В следующее мгновение он, овладев собой, отпускает меня и отступает. Маска Дэниела-обаяшки снова появляется на его лице, и я осознаю, что человек, которого, как казалось, я любила, на самом деле лишь опасный лицемер.

Хочу, чтобы он убрался. Прямо сейчас.

Снова превращаюсь в деловую Кирби, в кабинете которой на видном месте стоит книга «Как поступил бы Макиавелли?», и изображаю деланное спокойствие:

– Хорошо, мы обсудим это позже. Может, поужинаем вместе или выпьем что-нибудь? Позвони в понедельник, и мы договоримся о встрече.

«Скорее в аду откроют ледовый каток, чем мы увидимся снова, мерзавец».

Улыбаюсь и иду к двери. На этот раз Дэниел позволяет мне открыть ее. На его лице отражаются сомнение и самодовольство одновременно. Он достаточно хитер, чтобы удивиться столь быстрой капитуляции, но непомерно раздутое эго заставляет его поверить, что я вновь во власти его чар.

Это же Дэниел.

– Ладно. Сделаем по-твоему, дорогая. Ты уверена, что не хочешь, чтобы я остался и доставил тебе удовольствие? Кстати, о том фокусе с языком, про который я говорил… ты ведь не зря звала меня Королем Оргазма? – Он бросает на меня плотоядный взгляд, и мне стоит больших усилий сдержать тошноту и не разразиться истерическим хохотом.

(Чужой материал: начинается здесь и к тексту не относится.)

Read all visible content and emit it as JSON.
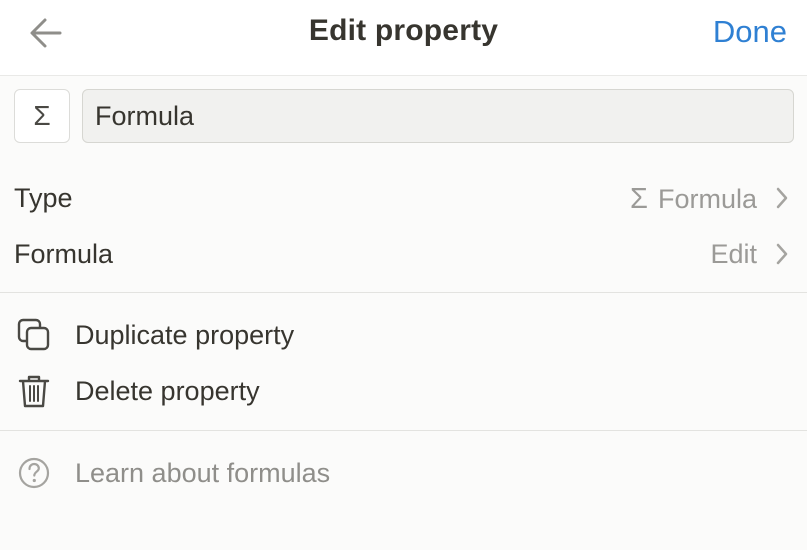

Но все же это победа. Я сильнее. К черту мягкость и доброту! Я сильная женщина. Сейчас я просто обязана быть такой.

Улыбаюсь и даже касаюсь его руки:

– Конечно, не зря. Просто сегодня я слишком устала, чтобы представлять для тебя интерес, а в пять утра вставать на работу. Поговорим на днях.

У меня даже хватает присутствия духа подождать, пока Дэниел дойдет до конца лестничной клетки и обернется, улыбнуться вслед и лишь после этого закрыть дверь. Я захлопываю ее, поспешно задвигаю засов и бросаюсь в ванную комнату, боясь, что меня все же стошнит.

Страх, злость и облегчение неистово бурлят в животе, и я падаю на колени перед унитазом. Смываю нечто, сильно смахивающее на желудочный сок, и с трудом поднимаюсь, чтобы вымыть руки, умыться и почистить зубы. В голове одна мысль: «На помощь! Мне нужна Джули».